I had been told that so often, and I knew it so well without being told, that I did not feel at all elated. I was only glad that she liked my looks, and replied, “And you are lovely, and so young, too. My great aunt ought to look older.”

She smiled at that, and said, “I am nearly forty-four, and feel sometimes as if I were a hundred. But there is Kizzy on the piazza. I think we’d better hurry. She does not like to wait for anything.”

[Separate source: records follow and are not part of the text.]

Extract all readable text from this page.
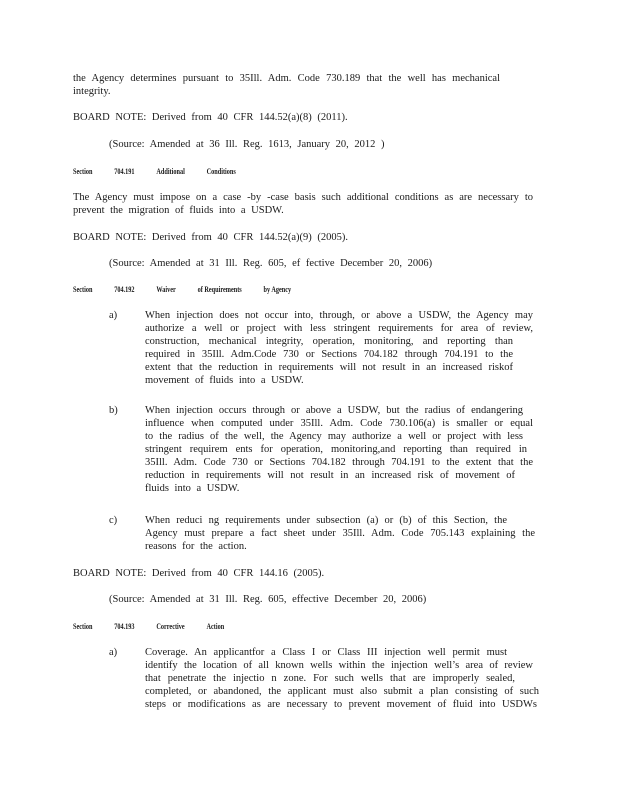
the Agency determines pursuant to 35Ill. Adm. Code 730.189 that the well has mechanical
integrity.
BOARD NOTE: Derived from 40 CFR 144.52(a)(8) (2011).
(Source: Amended at 36 Ill. Reg. 1613, January 20, 2012 )
Section	704.191	Additional	Conditions
The Agency must impose on a case -by -case basis such additional conditions as are necessary to
prevent the migration of fluids into a USDW.
BOARD NOTE: Derived from 40 CFR 144.52(a)(9) (2005).
(Source: Amended at 31 Ill. Reg. 605, ef fective December 20, 2006)
Section	704.192	Waiver	of Requirements	by Agency
a)	When injection does not occur into, through, or above a USDW, the Agency may
authorize a well or project with less stringent requirements for area of review,
construction, mechanical integrity, operation, monitoring, and reporting than
required in 35Ill. Adm.Code 730 or Sections 704.182 through 704.191 to the
extent that the reduction in requirements will not result in an increased riskof
movement of fluids into a USDW.
b)	When injection occurs through or above a USDW, but the radius of endangering
influence when computed under 35Ill. Adm. Code 730.106(a) is smaller or equal
to the radius of the well, the Agency may authorize a well or project with less
stringent requirem ents for operation, monitoring,and reporting than required in
35Ill. Adm. Code 730 or Sections 704.182 through 704.191 to the extent that the
reduction in requirements will not result in an increased risk of movement of
fluids into a USDW.
c)	When reduci ng requirements under subsection (a) or (b) of this Section, the
Agency must prepare a fact sheet under 35Ill. Adm. Code 705.143 explaining the
reasons for the action.
BOARD NOTE: Derived from 40 CFR 144.16 (2005).
(Source: Amended at 31 Ill. Reg. 605, effective December 20, 2006)
Section	704.193	Corrective	Action
a)	Coverage. An applicantfor a Class I or Class III injection well permit must
identify the location of all known wells within the injection well’s area of review
that penetrate the injectio n zone. For such wells that are improperly sealed,
completed, or abandoned, the applicant must also submit a plan consisting of such
steps or modifications as are necessary to prevent movement of fluid into USDWs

I had never really known what fear of any person was, but I felt it now, and my heart beat violently as I hastened my steps towards the spot where Aunt Keziah stood, stiff and tall and straight, and looking very imposing in her black silk gown and lace cap set on a smooth band of false hair, a bunch of keys dangling at her belt, and a dainty hemstitched handkerchief clasped in her hands. In spite of her sixty odd years, she was a handsome woman to look at, with her shoulders thrown back and her chin in the air as if she were on the alert and the defensive. Her features were clearly cut, her face smooth and pale, while her bright black eyes seemed to look me through as they traveled rapidly from my hat to my boots and back again, evidently taking in every detail of my dress, and resting finally on my face with what seemed to be disapproval.

“How do you do, Miss Doris?” she said, with a quick shutting together of her thin lips, and without the shadow of a smile.

I had cried when Aunt Brier spoke to me, but I did not want to cry now, for something of the woman’s nature must have communicated itself to mine and frozen me into a figure as hard and stiff as she was. It was a trick of mine to imitate any motion or gesture which struck me forcibly, and I involuntarily threw my shoulders back and my chin in the air, and gave her two fingers just as she had given me, and told her I was quite well, and hoped she was the same. For a moment she looked at me curiously, while it seemed to me that her features did relax a little as she asked if I were not very tired with the journey and the dusty ride in the coach from Frankfort.

“It always upsets me,” she said, suggesting that I go at once to my room and rest until dinner, which would be served sharp at six, “and,” she added, “we never wait for meals; breakfast at half-past seven in the summer, lunch at half-past twelve, dinner at six.”

Then she made a stately bow, and I felt that I was dismissed from her presence, and started to follow Aunt Beriah into the hall just as two negroes came up the walk bringing one of my trunks, which had been deposited at the entrance to the park.

“Mass’r Hinton’s man done fotchin’ t’other trunk on his barrer,” the taller negro said, in response to a look of inquiry he must have seen on my face, and instantly Aunt Kizzy’s lips came together just as they had done when she said, “How do you do, Miss Doris?”